Nunavut MLA: Kitikmeot residents worried about medevacs
“There are always two sides to a story,” minister responds

To handle its new medevac service in the Kitikmeot region, Aqsaqniq built a temporary hangar at the Cambridge Bay airport, seen here early in 2012, next door to one of the hangars built by Adlair, which formerly held the Government of Nunavut air ambulance contract in the region. (FILE PHOTO)
People in Nunavut’s Kitikmeot region are concerned about the quality of emergency medevac services they’re receiving, as a result of stories in the media, says Nattilik MLA Jeanne Ugyuk.
Those concerns prompted her to stand up March 4 in the Nunavut legislature to ask health minister Keith Peterson if his department monitors the length of time it takes for an emergency medevac flight to arrive to pick up Kitikmeot patients and deliver them to their destination.

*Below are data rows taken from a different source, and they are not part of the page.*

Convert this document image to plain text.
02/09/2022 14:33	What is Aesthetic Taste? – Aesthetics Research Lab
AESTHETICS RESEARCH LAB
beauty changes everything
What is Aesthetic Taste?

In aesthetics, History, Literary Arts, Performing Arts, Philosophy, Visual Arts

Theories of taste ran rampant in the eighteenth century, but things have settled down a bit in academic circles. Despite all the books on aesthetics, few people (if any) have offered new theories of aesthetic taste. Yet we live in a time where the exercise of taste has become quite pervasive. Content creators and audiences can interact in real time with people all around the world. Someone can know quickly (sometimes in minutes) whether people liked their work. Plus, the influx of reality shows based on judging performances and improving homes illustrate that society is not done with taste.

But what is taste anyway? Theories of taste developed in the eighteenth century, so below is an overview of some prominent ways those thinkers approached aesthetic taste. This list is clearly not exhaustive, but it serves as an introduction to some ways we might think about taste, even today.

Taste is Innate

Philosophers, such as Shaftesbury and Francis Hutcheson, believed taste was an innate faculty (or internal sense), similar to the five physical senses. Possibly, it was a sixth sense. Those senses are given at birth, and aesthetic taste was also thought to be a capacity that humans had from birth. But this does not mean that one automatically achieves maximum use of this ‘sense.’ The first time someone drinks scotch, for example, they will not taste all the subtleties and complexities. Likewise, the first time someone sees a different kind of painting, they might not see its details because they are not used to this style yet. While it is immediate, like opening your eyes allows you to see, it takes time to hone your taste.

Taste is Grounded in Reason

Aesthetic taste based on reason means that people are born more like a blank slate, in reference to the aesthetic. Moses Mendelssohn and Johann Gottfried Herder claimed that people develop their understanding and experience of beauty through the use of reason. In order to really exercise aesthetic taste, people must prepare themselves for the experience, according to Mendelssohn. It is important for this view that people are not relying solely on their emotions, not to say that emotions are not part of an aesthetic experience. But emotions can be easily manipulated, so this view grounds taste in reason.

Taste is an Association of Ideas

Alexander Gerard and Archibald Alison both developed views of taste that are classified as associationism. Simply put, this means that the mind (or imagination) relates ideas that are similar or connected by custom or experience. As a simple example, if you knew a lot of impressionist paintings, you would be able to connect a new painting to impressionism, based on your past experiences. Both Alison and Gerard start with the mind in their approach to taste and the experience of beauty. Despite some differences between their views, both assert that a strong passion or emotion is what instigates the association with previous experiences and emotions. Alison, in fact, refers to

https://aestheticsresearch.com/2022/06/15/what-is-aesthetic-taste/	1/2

“People should not believe everything they read,” said Peterson, who added that “there are always two sides to a story.”
In February of 2012, Nunatsiaq News reported that Betty Atighioyak, 32, of Cambridge Bay, died in Edmonton on Dec. 8, 2011 following a medevac flight from Cambridge Bay.

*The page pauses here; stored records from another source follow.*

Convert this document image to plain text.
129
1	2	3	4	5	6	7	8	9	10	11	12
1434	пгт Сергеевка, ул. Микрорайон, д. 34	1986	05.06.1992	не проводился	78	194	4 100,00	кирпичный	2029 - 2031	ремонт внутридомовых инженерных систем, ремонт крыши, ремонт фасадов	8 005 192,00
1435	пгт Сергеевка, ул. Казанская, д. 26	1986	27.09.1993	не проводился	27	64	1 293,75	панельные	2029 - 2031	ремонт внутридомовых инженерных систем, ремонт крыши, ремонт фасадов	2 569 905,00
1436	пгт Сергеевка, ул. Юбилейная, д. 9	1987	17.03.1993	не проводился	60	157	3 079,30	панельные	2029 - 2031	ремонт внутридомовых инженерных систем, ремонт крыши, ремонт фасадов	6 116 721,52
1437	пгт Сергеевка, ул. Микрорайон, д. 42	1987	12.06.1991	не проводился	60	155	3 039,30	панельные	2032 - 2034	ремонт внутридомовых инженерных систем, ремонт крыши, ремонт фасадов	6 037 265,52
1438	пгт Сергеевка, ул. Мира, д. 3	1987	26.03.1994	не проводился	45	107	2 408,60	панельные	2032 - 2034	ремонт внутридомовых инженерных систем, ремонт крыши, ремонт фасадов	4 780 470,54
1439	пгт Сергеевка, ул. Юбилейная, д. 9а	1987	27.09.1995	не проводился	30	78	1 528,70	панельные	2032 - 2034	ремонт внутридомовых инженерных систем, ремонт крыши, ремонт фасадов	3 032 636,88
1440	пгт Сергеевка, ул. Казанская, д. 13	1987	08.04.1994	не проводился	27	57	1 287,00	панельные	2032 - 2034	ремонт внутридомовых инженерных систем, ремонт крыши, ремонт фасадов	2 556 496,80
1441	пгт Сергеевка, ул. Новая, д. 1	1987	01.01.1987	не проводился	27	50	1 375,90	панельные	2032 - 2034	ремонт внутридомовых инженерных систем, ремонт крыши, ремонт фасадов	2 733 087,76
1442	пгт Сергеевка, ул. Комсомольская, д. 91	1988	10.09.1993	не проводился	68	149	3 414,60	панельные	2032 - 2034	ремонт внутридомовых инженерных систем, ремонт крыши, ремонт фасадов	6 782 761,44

Her husband, Leonard Epilon, alleged at the time that she suffered from a lengthy delay in the arrangement of her medevac flight, and that Aqsaqniq Airways Ltd., which now holds the medevac contract for the region, did not have a Learjet positioned in Cambridge Bay at the time, as required by their contract.
The GN later denied that allegation in a letter to Epilon, saying the flight only took four hours and 33 minutes to reach Edmonton after departing Cambridge Bay.
During his responses to Ugyuk, Peterson said his officials keep track of medevacs, and that there “is no one who is more concerned about air ambulance travel in the Kitikmeot than me because I come from Cambridge Bay.”
But Ugyuk also wanted to know if there’s an emergency aircraft “permanently positioned in Cambridge Bay.”
To that Peterson said that he “believed” that the primary aircraft for medevacs, a Learjet 355, was “based in the Kitikmeot,” and that it’s backed up by a King Air 200 out of Yellowknife.
Cambridge Bay-based Adlair Aviation Ltd., which provided air ambulance emergency medevac work in the Kitikmeot since the 1970s, in late 2011 lost a contract it had held since 2002.
Adlair had a Learjet 25b jet located at its hangar at the Cambridge Bay airport.
The winning bidder, a firm called Aqsaqniq, won the work after responding to a request for proposals the Government of Nunavut issued in February of 2011 and started medevacs late in 2012.
Last month, Nunatsiaq News reported, based on court documents, that Aqsaqniq and other firms bidding on the $30-million medevac contract for the Kitikmeot region in 2011 were not required to have an office, hangar, staff, equipment or Transport Canada aviation licences at the time when bids closed.
That, and other information, was contained in a statement of defence the Government of Nunavut filed in response to a lawsuit Adlair launched this past December.
In its lawsuit, Adlair alleged that by awarding the work to the winning bidder, Aqsaqniq, the GN caused “critical delays in their air ambulance service leading to delays in medical treatment and the death of patients.”
Ugyuk wanted to know if the change in the contract represented a reduction or downgrade in services.
Peterson said he’s “endeavoured” to make sure there’s no reduction or decrease in the level of service,
“There are some issues to be ironed out, but I want to assure the folks in the Kitikmeot that there has been no decrease in the level of service,” he said.
Peterson said the delivery of air ambulance services in the region was still in a “transition year.”